Kyler Murray and Kyle Allen had a very good day, which was bad for Kevin Sumlin
By John Buhler
Two of his former five-star quarterbacks at Texas A&M, Kyler Murray and Kyle Allen, shined in the NFL on Sunday, but it wasn’t a good look for Kevin Sumlin.
It’s been four wins in a row for the Arizona Wildcats after dropping their Week 0 game on the road against the Hawaii Rainbow Warriors, but it’s not all great for head coach Kevin Sumlin. Sure, his Wildcats look to be in good shape in the Pac-12 South, but he can’t help be reminded of the quarterback mismanagement he had at his previous employer at Texas A&M University.
At one time, Sumlin had two five-star quarterbacks on his roster at the same time: Kyle Allen from Scottsdale, Arizona and Aggies legacy Kyler Murray from Bedford, Texas. Murray’s father Kevin Murray played quarterback for the Aggies in the 1980s.
Within days of each other, Allen and the younger Murray would leave the A&M program for presumably greener pastures. Allen did not have a great time at the University of Houston, while Murray won the Heisman Trophy last year at the University of Oklahoma. Murray went on to be the No. 1 pick in the 2019 NFL Draft, while Allen went undrafted out of Houston in 2018.
But fate would find themselves aligned this fall Sunday in the NFL. Murray won his first game as the Cardinals’ starting quarterback, as Arizona eked one out over the Cincinnati Bengals on the banks of the Ohio River. Allen, however, has now won his last four starts for the Panthers dating back to Week 17 of last season. How did Sumlin not make it work with these two?
Well, the old saying is when you have two starting quarterbacks, that just means you don’t have one. Recruiting them too closely together and then thinking that a platoon between two former five-stars was going to be acceptable was 100 percent, not the case. Allen is succeeding in Charlotte and Murray is well on his way to success in Glendale.
This mismanagement of star signal-callers was the beginning of the end for Sumlin in College Station. He was fired after the 2017 NCAA season after six years in the SEC and has spent the last two years in Tuscon attempting to coach the Wildcats back to relevancy in the Pac-12 South.
Truthfully, Sumlin probably wants to see these two talented kids succeed. With both Allen and Murray moving on to bigger and better things in the NFL, hard feelings towards their former ball coach will only fade with time if they haven’t already.
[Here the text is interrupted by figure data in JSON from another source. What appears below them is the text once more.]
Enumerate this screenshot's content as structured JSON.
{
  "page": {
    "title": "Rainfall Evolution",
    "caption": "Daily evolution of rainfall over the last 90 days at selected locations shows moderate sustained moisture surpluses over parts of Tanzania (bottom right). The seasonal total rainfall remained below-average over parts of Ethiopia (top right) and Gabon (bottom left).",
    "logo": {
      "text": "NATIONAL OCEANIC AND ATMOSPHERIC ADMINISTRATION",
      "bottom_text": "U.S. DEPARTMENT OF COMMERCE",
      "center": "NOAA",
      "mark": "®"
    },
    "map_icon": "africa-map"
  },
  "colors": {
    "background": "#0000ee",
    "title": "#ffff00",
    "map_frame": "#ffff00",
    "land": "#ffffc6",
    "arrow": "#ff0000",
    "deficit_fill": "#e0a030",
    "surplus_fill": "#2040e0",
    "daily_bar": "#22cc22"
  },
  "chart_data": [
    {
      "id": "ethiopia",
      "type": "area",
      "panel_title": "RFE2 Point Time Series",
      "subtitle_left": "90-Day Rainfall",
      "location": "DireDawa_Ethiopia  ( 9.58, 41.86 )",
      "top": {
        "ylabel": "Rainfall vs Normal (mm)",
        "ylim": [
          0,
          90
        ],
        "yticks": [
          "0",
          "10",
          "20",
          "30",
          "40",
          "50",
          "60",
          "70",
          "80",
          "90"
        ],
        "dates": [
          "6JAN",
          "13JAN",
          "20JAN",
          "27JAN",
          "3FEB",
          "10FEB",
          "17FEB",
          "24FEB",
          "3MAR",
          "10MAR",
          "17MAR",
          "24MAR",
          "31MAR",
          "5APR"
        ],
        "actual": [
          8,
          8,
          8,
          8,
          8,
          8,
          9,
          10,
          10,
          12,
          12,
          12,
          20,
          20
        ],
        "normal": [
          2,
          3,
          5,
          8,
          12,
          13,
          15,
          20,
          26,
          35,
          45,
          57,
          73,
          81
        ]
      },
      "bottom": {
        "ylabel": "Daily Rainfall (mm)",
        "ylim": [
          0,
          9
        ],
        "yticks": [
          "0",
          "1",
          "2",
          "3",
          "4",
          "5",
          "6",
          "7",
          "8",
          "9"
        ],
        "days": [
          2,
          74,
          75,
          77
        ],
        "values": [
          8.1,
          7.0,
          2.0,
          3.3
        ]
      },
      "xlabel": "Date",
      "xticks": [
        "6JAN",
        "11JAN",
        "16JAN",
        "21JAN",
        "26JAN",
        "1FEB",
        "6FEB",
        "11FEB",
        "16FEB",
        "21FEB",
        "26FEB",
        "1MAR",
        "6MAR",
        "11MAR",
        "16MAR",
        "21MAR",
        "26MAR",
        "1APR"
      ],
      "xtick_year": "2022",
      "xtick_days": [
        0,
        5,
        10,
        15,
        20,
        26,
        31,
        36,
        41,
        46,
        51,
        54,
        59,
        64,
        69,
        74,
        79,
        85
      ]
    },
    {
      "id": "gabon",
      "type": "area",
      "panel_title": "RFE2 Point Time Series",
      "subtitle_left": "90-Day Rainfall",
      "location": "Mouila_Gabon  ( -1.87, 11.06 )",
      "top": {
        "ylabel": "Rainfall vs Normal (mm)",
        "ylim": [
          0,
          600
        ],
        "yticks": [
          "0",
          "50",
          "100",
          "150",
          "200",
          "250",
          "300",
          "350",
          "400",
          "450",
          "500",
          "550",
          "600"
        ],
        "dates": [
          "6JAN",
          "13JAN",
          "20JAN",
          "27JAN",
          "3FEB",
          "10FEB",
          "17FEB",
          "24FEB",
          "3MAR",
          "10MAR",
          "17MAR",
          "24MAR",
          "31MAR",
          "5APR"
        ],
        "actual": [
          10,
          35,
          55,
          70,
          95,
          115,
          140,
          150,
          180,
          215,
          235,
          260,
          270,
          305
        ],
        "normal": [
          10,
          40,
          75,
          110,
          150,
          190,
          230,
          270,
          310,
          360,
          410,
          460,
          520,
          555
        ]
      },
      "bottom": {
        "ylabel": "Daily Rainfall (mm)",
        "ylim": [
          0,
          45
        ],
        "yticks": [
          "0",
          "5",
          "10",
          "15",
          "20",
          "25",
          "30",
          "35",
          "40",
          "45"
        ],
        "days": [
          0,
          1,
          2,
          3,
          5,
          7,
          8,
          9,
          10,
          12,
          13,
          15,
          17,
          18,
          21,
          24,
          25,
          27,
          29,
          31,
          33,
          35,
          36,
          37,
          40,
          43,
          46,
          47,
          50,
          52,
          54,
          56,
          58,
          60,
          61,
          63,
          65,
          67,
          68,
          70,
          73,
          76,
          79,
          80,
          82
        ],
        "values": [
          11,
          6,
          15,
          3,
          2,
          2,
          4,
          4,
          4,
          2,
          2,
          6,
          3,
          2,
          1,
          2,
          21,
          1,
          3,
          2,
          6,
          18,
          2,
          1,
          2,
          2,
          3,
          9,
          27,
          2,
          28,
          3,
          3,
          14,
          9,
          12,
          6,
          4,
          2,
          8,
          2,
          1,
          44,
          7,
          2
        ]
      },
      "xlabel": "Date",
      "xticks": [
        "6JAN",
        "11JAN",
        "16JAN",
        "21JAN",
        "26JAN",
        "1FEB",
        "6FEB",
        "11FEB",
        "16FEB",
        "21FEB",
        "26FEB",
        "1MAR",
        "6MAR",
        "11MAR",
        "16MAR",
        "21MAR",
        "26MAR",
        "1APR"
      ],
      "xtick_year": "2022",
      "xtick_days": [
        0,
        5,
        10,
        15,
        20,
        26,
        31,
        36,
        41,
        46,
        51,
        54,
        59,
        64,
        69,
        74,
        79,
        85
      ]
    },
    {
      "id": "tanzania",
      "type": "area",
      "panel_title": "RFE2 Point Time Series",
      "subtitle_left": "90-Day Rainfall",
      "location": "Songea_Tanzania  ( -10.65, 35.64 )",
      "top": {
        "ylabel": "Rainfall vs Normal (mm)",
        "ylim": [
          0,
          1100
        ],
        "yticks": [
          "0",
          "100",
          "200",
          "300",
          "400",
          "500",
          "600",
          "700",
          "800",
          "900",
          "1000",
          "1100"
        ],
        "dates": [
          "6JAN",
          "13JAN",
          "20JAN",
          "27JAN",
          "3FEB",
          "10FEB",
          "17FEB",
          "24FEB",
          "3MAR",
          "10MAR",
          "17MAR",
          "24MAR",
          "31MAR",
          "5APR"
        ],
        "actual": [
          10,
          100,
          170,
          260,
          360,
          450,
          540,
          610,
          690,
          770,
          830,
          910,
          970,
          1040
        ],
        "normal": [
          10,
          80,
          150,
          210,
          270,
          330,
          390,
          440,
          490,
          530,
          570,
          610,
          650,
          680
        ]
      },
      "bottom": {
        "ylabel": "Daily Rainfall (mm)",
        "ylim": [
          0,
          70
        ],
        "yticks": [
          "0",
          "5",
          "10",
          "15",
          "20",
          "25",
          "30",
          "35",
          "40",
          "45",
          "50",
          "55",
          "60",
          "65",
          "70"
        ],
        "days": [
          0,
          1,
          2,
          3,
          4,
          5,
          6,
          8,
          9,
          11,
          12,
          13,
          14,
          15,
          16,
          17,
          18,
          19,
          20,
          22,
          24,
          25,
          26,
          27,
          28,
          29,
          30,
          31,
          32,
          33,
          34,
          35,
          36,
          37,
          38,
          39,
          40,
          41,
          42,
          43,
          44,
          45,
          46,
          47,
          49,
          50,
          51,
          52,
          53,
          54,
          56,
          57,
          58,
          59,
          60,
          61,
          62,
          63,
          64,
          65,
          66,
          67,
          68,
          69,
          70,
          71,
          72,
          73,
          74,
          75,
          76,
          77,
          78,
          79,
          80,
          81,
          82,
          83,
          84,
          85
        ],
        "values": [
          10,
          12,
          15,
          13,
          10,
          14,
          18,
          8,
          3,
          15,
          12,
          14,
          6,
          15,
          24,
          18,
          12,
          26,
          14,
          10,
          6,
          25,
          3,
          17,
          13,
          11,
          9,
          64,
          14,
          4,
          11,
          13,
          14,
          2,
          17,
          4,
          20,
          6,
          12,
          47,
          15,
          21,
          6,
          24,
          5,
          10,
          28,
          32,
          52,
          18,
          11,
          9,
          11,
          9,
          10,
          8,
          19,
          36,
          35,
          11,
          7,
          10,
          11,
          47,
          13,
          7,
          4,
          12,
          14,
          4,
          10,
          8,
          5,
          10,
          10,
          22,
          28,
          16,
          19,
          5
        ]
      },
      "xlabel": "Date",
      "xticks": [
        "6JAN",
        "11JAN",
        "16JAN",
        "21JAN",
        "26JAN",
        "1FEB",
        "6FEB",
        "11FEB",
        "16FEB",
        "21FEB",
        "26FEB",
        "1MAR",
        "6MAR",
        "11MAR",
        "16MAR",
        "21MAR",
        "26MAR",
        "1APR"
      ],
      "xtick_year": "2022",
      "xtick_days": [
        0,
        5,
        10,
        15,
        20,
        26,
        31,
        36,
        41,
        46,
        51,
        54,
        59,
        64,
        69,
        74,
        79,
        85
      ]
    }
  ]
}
Next: NFL Power Rankings: 30 Best QB of All-Time
All three men can have successful 2019s this football season, but it’s still crazy to think all three were in the same program at one time and it did not come together for the Aggies at all. Texas A&M is now in the second year of the Jimbo Fisher era in College Station. All four parties have moved on, but Sunday was a shining example of what could have been for the Aggies in the SEC.